C’est ainsi que Larry Fink, chef de la direction du gestionnaire d’actifs BlackRock, dans une lettre annuelle aux actionnaires, distincte de sa lettre annuelle aux présidents et chefs de direction, prend la mesure des décisions prises par des gouvernements et des entreprises de couper leurs ponts commerciaux et financiers avec la Russie pour sanctionner ce pays pour ses actions, ainsi que pour « isoler l’économie russe du système financier mondial ».
« Les ramifications de cette guerre ne se limitent pas à l’Europe de l’Est. […] L’impact se répercutera sur les décennies à venir de manières que nous ne pouvons pas encore prédire », à son avis.

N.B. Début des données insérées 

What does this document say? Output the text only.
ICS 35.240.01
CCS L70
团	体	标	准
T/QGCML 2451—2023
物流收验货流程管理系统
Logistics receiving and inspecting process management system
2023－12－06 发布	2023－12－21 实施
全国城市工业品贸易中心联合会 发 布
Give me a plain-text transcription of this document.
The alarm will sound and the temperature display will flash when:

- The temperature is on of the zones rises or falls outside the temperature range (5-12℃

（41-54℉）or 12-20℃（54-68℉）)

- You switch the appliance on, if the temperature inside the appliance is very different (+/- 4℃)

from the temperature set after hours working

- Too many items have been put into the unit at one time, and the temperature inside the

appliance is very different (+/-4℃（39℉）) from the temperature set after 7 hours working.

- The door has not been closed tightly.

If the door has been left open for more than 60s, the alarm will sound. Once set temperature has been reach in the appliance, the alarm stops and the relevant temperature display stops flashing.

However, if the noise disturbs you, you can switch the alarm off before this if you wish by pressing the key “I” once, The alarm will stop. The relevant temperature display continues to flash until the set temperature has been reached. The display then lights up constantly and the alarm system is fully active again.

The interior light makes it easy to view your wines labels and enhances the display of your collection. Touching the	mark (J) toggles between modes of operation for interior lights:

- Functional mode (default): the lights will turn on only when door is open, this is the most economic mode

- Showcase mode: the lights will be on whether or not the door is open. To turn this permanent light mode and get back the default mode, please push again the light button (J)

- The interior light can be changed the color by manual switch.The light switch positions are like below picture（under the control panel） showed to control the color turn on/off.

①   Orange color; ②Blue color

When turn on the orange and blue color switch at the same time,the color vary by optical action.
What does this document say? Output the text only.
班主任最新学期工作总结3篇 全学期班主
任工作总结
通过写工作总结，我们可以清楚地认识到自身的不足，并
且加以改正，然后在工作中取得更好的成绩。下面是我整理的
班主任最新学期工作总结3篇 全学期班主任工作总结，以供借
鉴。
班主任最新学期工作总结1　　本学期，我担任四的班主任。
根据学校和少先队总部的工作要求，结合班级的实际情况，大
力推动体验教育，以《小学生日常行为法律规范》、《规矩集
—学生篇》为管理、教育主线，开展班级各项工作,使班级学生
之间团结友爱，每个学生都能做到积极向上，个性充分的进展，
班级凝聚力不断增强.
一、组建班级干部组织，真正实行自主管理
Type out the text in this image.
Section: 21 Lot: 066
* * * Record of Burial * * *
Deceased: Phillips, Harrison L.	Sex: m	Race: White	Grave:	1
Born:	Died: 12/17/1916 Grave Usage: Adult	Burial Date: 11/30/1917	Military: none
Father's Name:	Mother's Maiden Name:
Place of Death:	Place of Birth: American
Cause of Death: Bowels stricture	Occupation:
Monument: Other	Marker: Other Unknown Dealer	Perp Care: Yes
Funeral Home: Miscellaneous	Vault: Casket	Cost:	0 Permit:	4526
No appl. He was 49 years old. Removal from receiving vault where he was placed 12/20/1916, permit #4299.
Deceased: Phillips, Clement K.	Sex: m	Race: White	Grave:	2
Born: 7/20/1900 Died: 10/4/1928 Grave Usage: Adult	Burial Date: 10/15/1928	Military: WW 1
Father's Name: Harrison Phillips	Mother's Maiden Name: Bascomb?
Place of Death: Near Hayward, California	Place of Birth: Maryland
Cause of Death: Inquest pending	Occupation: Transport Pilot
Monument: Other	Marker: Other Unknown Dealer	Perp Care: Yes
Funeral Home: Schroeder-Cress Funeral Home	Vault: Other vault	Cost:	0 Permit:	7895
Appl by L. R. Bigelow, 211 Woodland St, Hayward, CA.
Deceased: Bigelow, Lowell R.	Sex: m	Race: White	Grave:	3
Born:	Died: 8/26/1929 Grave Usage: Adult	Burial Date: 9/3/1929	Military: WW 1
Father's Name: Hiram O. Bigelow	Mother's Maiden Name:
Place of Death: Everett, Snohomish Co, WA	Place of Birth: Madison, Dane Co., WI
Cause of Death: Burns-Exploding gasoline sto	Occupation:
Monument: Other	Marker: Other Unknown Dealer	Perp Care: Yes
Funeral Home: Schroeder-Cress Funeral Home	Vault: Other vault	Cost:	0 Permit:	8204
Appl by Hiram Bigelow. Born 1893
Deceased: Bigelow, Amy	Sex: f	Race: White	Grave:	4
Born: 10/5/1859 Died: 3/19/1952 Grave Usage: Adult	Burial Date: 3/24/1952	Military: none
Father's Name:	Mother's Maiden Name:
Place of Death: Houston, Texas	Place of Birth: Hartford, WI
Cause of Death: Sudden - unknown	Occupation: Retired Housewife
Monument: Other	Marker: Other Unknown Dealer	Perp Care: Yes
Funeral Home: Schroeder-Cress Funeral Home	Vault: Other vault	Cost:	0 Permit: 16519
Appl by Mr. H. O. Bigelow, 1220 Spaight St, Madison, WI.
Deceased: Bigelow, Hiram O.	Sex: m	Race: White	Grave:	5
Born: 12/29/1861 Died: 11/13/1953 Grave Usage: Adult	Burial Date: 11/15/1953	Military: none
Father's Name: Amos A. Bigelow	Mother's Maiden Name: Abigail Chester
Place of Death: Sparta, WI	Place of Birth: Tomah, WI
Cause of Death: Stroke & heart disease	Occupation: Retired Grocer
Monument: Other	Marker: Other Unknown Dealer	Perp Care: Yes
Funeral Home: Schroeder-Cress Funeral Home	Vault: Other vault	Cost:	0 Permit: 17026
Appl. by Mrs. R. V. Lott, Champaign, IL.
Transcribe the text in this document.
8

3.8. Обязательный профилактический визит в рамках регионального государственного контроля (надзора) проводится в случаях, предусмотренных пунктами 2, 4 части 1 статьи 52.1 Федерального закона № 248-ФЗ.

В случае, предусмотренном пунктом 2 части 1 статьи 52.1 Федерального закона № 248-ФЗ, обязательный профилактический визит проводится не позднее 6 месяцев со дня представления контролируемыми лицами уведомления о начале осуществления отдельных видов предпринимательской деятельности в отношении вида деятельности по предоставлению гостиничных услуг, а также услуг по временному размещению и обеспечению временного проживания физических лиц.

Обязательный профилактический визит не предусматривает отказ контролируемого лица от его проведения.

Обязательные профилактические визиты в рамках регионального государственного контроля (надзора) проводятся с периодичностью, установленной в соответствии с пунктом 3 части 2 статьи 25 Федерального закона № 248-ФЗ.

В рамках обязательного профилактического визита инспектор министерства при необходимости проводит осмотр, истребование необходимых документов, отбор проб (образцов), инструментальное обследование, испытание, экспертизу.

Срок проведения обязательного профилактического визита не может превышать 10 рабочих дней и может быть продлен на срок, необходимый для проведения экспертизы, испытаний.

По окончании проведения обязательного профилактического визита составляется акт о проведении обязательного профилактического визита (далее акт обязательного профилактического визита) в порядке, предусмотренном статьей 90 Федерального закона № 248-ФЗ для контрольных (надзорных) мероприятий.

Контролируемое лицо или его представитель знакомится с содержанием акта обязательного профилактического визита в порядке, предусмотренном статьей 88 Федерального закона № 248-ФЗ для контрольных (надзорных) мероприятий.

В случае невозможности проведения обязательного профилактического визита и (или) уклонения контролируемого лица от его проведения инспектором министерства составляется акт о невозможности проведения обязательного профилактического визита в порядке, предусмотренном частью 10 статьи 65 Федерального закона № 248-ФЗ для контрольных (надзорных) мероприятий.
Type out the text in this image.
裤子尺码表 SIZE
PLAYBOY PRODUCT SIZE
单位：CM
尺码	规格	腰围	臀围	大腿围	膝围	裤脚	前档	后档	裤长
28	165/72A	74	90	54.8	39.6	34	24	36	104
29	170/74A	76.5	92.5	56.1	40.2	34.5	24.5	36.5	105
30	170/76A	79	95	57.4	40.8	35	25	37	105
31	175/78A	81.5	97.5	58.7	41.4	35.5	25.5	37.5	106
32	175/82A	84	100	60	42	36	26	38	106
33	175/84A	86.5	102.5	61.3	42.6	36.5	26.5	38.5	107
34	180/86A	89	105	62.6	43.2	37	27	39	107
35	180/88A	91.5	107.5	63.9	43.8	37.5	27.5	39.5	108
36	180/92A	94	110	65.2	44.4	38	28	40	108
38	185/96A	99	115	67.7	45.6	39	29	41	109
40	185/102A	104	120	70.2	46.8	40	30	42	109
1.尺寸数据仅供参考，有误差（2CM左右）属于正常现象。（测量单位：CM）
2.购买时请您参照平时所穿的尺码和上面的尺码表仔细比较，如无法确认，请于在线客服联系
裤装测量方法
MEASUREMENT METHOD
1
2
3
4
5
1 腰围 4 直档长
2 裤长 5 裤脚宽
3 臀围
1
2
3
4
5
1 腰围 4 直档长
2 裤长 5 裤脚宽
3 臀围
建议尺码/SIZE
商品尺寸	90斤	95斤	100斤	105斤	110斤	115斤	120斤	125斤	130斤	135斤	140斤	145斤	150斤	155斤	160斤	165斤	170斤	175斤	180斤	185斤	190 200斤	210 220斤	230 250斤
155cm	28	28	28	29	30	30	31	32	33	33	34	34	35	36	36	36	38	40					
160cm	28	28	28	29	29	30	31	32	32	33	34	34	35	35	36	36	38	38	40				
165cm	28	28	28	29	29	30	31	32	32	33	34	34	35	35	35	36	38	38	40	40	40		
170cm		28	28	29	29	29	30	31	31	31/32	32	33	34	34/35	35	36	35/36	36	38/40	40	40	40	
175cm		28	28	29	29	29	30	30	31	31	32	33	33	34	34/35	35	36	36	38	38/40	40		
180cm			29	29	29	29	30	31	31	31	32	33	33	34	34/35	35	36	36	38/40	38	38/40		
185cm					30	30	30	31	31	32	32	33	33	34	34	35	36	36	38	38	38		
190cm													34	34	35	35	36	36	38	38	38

Par contre, Fink mentionne anticiper une démondialisation et une transition énergétique comme « changements structuraux à long terme » potentiels.
Fink laisse entendre que l’« isolement » et la « dissociation » de la Russie « poussera des entreprises et des gouvernements à réévaluer leurs dépendances », notamment par rapport aux ressources énergétiques de la Russie et d’autres pays, de même qu’à se réorganiser avec des approvisionnements plus locaux, plus proches ou plus amicaux.
Selon un texte publié sur le forum de l’École de droit de l’Université Harvard sur la gouverne d’entreprises, « la guerre redessine le paysage géopolitique en Europe et menace d’ériger de nouvelles barrières entre l’Ouest et le reste du monde ».
Renforcement commode d’un bloc de l’Ouest
Par exemple, déjà , selon Associated Press, la guerre « pousse à nouveau l’Europe occidentale dans les bras tendus des États-Unis », en particulier en matière d’importations de gaz naturel.
Au Canada, le ministère fédéral des Ressources naturelles a affirmé que l’industrie du pétrole et du gaz du Canada « a la capacité d’augmenter progressivement ses exportations de pétrole et de gaz d’environ 200 000 barils de pétrole par jour et de 100 000 barils d’équivalent pétrole par jour de gaz naturel au cours de 2022, afin de remplacer le pétrole et le gaz russes ».
Le ministère fédéral prétend que cette augmentation est possible « sans augmenter les émissions mondiales », et ce malgré les engagements du fédéral en matière de « transition vers une économie carboneutre ».
Trois jours avant cette déclaration, le Groupe consultatif pour la carboneutralité et le ministre fédéral de l’Environnement avaient souligné l’urgence d’élaborer des « objectifs quantitatifs quinquennaux de réduction des émissions pour le secteur pétrolier et gazier » du Canada et de « réaliser des progrès dans tous les secteurs de l’économie, et particulièrement dans les secteurs à forte intensité d’émissions, comme les secteurs du pétrole et du gaz ».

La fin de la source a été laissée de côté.